The 1.6 percent plunge was the steepest in more than a year and wiped out gains after Prime Minister Boris Johnson’s landslide electoral victory last week. His government, which campaigned to get Brexit done, set the end of 2020 as an immovable deadline.
“With the level of frothiness in positioning, I think people had priced in this very smooth sailing throughout 2020,” said Chris Weston, head of research at Melbourne brokerage Pepperstone.
“This has given us a snap back to reality. If you thought Brexit was solved and we’re going to see very, very smooth times ahead, then that’s not quite going to be the case.”
Sterling, which soared above $1.35 after Johnson’s win, last traded at $1.3133, below where it sat before polling day. Against the euro, the pound dropped as much as 1.8 percent before recovering slightly to sit at 84.92 pence per euro.

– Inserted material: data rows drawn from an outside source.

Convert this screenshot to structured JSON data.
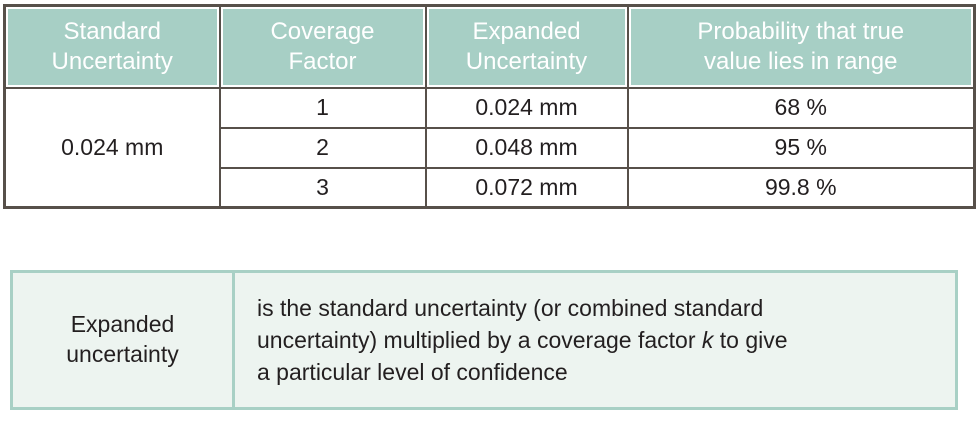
{
  "colors": {
    "header_bg": "#a7cfc5",
    "grid_border": "#57504a",
    "definition_bg": "#edf4f0",
    "definition_border": "#a8d0c5",
    "text": "#231f20",
    "header_text": "#ffffff"
  },
  "uncertainty_table": {
    "headers": [
      "Standard\nUncertainty",
      "Coverage\nFactor",
      "Expanded\nUncertainty",
      "Probability that true\nvalue lies in range"
    ],
    "standard_uncertainty": "0.024 mm",
    "rows": [
      {
        "coverage_factor": "1",
        "expanded_uncertainty": "0.024 mm",
        "probability": "68 %"
      },
      {
        "coverage_factor": "2",
        "expanded_uncertainty": "0.048 mm",
        "probability": "95 %"
      },
      {
        "coverage_factor": "3",
        "expanded_uncertainty": "0.072 mm",
        "probability": "99.8 %"
      }
    ]
  },
  "definition": {
    "term": "Expanded\nuncertainty",
    "body_pre": "is the standard uncertainty (or combined standard\nuncertainty) multiplied by a coverage factor ",
    "body_italic": "k",
    "body_post": " to give\na particular level of confidence"
  }
}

The slide supported the dollar to its highest in a week against a basket of currencies and lifted the safe-haven Swiss franc a little.

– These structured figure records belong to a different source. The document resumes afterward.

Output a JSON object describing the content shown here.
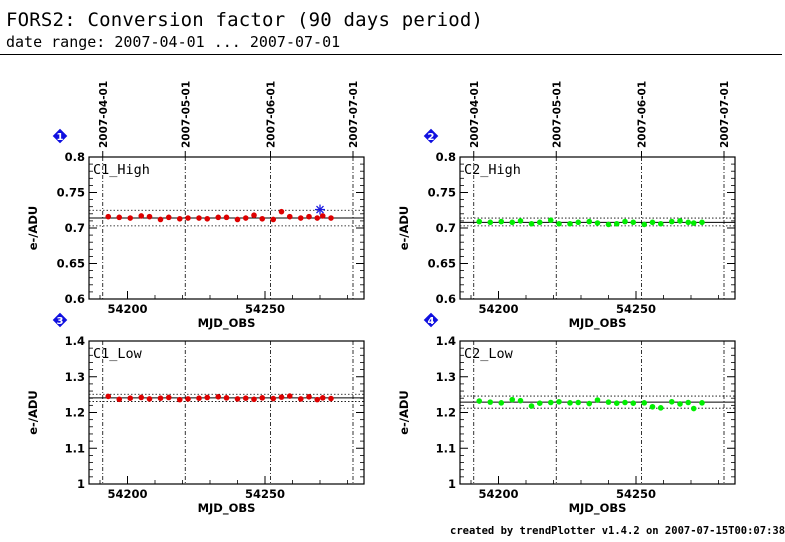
{
  "header": {
    "title": "FORS2: Conversion factor (90 days period)",
    "subtitle": "date range: 2007-04-01 ... 2007-07-01"
  },
  "footer": {
    "credit": "created by trendPlotter v1.4.2 on 2007-07-15T00:07:38"
  },
  "colors": {
    "panel1_points": "#dd0000",
    "panel2_points": "#00ee00",
    "panel3_points": "#dd0000",
    "panel4_points": "#00ee00",
    "outlier": "#1a1adf",
    "badge": "#1010e0"
  },
  "chart_data": [
    {
      "type": "scatter",
      "panel_number": "1",
      "panel_label": "C1_High",
      "xlabel": "MJD_OBS",
      "ylabel": "e-/ADU",
      "xlim": [
        54186,
        54286
      ],
      "ylim": [
        0.6,
        0.8
      ],
      "xticks": [
        54200,
        54250
      ],
      "yticks": [
        0.6,
        0.65,
        0.7,
        0.75,
        0.8
      ],
      "ytick_labels": [
        "0.6",
        "0.65",
        "0.7",
        "0.75",
        "0.8"
      ],
      "date_ticks": [
        {
          "mjd": 54191,
          "label": "2007-04-01"
        },
        {
          "mjd": 54221,
          "label": "2007-05-01"
        },
        {
          "mjd": 54252,
          "label": "2007-06-01"
        },
        {
          "mjd": 54282,
          "label": "2007-07-01"
        }
      ],
      "mean": 0.714,
      "band": [
        0.703,
        0.725
      ],
      "x": [
        54193,
        54197,
        54201,
        54205,
        54208,
        54212,
        54215,
        54219,
        54222,
        54226,
        54229,
        54233,
        54236,
        54240,
        54243,
        54246,
        54249,
        54253,
        54256,
        54259,
        54263,
        54266,
        54269,
        54271,
        54274
      ],
      "y": [
        0.716,
        0.715,
        0.714,
        0.717,
        0.716,
        0.712,
        0.715,
        0.713,
        0.714,
        0.714,
        0.713,
        0.715,
        0.715,
        0.712,
        0.714,
        0.718,
        0.713,
        0.712,
        0.723,
        0.716,
        0.714,
        0.716,
        0.714,
        0.717,
        0.714
      ],
      "outliers": [
        {
          "x": 54270,
          "y": 0.726
        }
      ]
    },
    {
      "type": "scatter",
      "panel_number": "2",
      "panel_label": "C2_High",
      "xlabel": "MJD_OBS",
      "ylabel": "e-/ADU",
      "xlim": [
        54186,
        54286
      ],
      "ylim": [
        0.6,
        0.8
      ],
      "xticks": [
        54200,
        54250
      ],
      "yticks": [
        0.6,
        0.65,
        0.7,
        0.75,
        0.8
      ],
      "ytick_labels": [
        "0.6",
        "0.65",
        "0.7",
        "0.75",
        "0.8"
      ],
      "date_ticks": [
        {
          "mjd": 54191,
          "label": "2007-04-01"
        },
        {
          "mjd": 54221,
          "label": "2007-05-01"
        },
        {
          "mjd": 54252,
          "label": "2007-06-01"
        },
        {
          "mjd": 54282,
          "label": "2007-07-01"
        }
      ],
      "mean": 0.708,
      "band": [
        0.703,
        0.714
      ],
      "x": [
        54193,
        54197,
        54201,
        54205,
        54208,
        54212,
        54215,
        54219,
        54222,
        54226,
        54229,
        54233,
        54236,
        54240,
        54243,
        54246,
        54249,
        54253,
        54256,
        54259,
        54263,
        54266,
        54269,
        54271,
        54274
      ],
      "y": [
        0.709,
        0.708,
        0.709,
        0.708,
        0.71,
        0.706,
        0.708,
        0.711,
        0.706,
        0.706,
        0.708,
        0.709,
        0.707,
        0.705,
        0.706,
        0.709,
        0.708,
        0.705,
        0.708,
        0.706,
        0.709,
        0.71,
        0.708,
        0.707,
        0.708
      ],
      "outliers": []
    },
    {
      "type": "scatter",
      "panel_number": "3",
      "panel_label": "C1_Low",
      "xlabel": "MJD_OBS",
      "ylabel": "e-/ADU",
      "xlim": [
        54186,
        54286
      ],
      "ylim": [
        1.0,
        1.4
      ],
      "xticks": [
        54200,
        54250
      ],
      "yticks": [
        1.0,
        1.1,
        1.2,
        1.3,
        1.4
      ],
      "ytick_labels": [
        "1",
        "1.1",
        "1.2",
        "1.3",
        "1.4"
      ],
      "date_ticks": [
        {
          "mjd": 54191,
          "label": "2007-04-01"
        },
        {
          "mjd": 54221,
          "label": "2007-05-01"
        },
        {
          "mjd": 54252,
          "label": "2007-06-01"
        },
        {
          "mjd": 54282,
          "label": "2007-07-01"
        }
      ],
      "mean": 1.241,
      "band": [
        1.231,
        1.251
      ],
      "x": [
        54193,
        54197,
        54201,
        54205,
        54208,
        54212,
        54215,
        54219,
        54222,
        54226,
        54229,
        54233,
        54236,
        54240,
        54243,
        54246,
        54249,
        54253,
        54256,
        54259,
        54263,
        54266,
        54269,
        54271,
        54274
      ],
      "y": [
        1.245,
        1.237,
        1.24,
        1.242,
        1.238,
        1.24,
        1.242,
        1.236,
        1.238,
        1.24,
        1.242,
        1.244,
        1.241,
        1.238,
        1.24,
        1.237,
        1.241,
        1.239,
        1.243,
        1.246,
        1.238,
        1.244,
        1.236,
        1.241,
        1.239
      ],
      "outliers": []
    },
    {
      "type": "scatter",
      "panel_number": "4",
      "panel_label": "C2_Low",
      "xlabel": "MJD_OBS",
      "ylabel": "e-/ADU",
      "xlim": [
        54186,
        54286
      ],
      "ylim": [
        1.0,
        1.4
      ],
      "xticks": [
        54200,
        54250
      ],
      "yticks": [
        1.0,
        1.1,
        1.2,
        1.3,
        1.4
      ],
      "ytick_labels": [
        "1",
        "1.1",
        "1.2",
        "1.3",
        "1.4"
      ],
      "date_ticks": [
        {
          "mjd": 54191,
          "label": "2007-04-01"
        },
        {
          "mjd": 54221,
          "label": "2007-05-01"
        },
        {
          "mjd": 54252,
          "label": "2007-06-01"
        },
        {
          "mjd": 54282,
          "label": "2007-07-01"
        }
      ],
      "mean": 1.229,
      "band": [
        1.212,
        1.246
      ],
      "x": [
        54193,
        54197,
        54201,
        54205,
        54208,
        54212,
        54215,
        54219,
        54222,
        54226,
        54229,
        54233,
        54236,
        54240,
        54243,
        54246,
        54249,
        54253,
        54256,
        54259,
        54263,
        54266,
        54269,
        54271,
        54274
      ],
      "y": [
        1.232,
        1.229,
        1.227,
        1.236,
        1.233,
        1.218,
        1.226,
        1.228,
        1.23,
        1.227,
        1.228,
        1.225,
        1.235,
        1.229,
        1.226,
        1.228,
        1.226,
        1.227,
        1.216,
        1.213,
        1.23,
        1.224,
        1.228,
        1.211,
        1.227
      ],
      "outliers": []
    }
  ]
}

Asked if the government would legislate to rule out any extension of the transition beyond 2020, one of Johnson’s most senior ministers, Michael Gove, said: “Exactly, absolutely.”

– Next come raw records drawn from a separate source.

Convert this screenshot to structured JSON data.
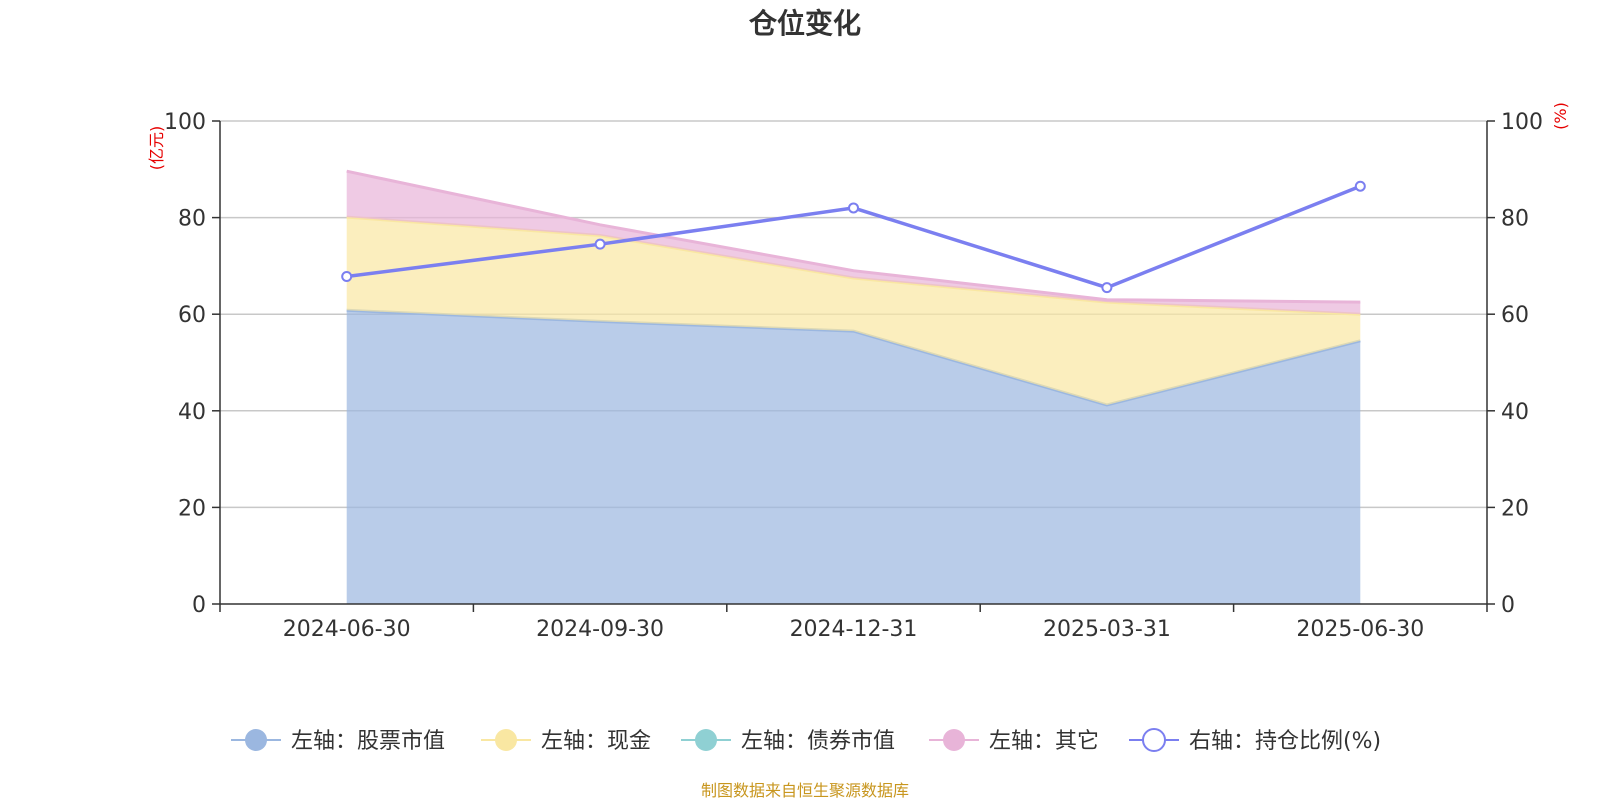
{
  "chart_data": {
    "type": "area",
    "title": "仓位变化",
    "x": [
      "2024-06-30",
      "2024-09-30",
      "2024-12-31",
      "2025-03-31",
      "2025-06-30"
    ],
    "left_axis": {
      "unit": "(亿元)",
      "ylim": [
        0,
        100
      ],
      "ticks": [
        0,
        20,
        40,
        60,
        80,
        100
      ]
    },
    "right_axis": {
      "unit": "(%)",
      "ylim": [
        0,
        100
      ],
      "ticks": [
        0,
        20,
        40,
        60,
        80,
        100
      ]
    },
    "stacked": true,
    "grid": true,
    "legend_position": "bottom",
    "series": [
      {
        "name": "左轴：股票市值",
        "axis": "left",
        "type": "area",
        "color": "#9bb7e0",
        "values": [
          60.8,
          58.5,
          56.5,
          41.2,
          54.5
        ]
      },
      {
        "name": "左轴：现金",
        "axis": "left",
        "type": "area",
        "color": "#f9e7a2",
        "values": [
          19.3,
          17.8,
          11.0,
          21.3,
          5.5
        ]
      },
      {
        "name": "左轴：债券市值",
        "axis": "left",
        "type": "area",
        "color": "#8fd0d3",
        "values": [
          0,
          0,
          0,
          0,
          0
        ]
      },
      {
        "name": "左轴：其它",
        "axis": "left",
        "type": "area",
        "color": "#e8b4d8",
        "values": [
          9.5,
          2.2,
          1.5,
          0.5,
          2.5
        ]
      },
      {
        "name": "右轴：持仓比例(%)",
        "axis": "right",
        "type": "line",
        "color": "#7b7ff0",
        "values": [
          67.8,
          74.5,
          82.0,
          65.5,
          86.5
        ]
      }
    ]
  },
  "footer": {
    "source": "制图数据来自恒生聚源数据库"
  }
}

In Brussels, officials said the timetable was rigid and likely to limit the scope of any deal.
Elsewhere moves were slight as trading slows down into the holiday season and as the currency market waits for details on the China-U.S. trade deal.
German business sentiment data is due later on Wednesday, along with a speech from European Central Bank chief Christine Lagarde at 0830 GMT and remarks from U.S. Federal Reserve Chicago President Charles Evans at 1740 GMT.
The greenback was steady on the euro at $1.1151.
The kiwi was knocked by an unexpectedly steep drop in dairy prices, the top national export, pushing the currency to a week low of $0.6565.
The Australian dollar held near a week low as well after the Reserve Bank of Australia (RBA) December minutes, released on Tuesday, foreshadowed possible easing in February.
“The RBA minutes struck a more dovish tone than the statement on the day, specifically citing the February meeting as a suitable time to reassess the (currently upbeat) outlook,” Westpac analysts said in a note.
Futures markets have priced an even chance of a benchmark rate cut from an already record low 0.75 percent.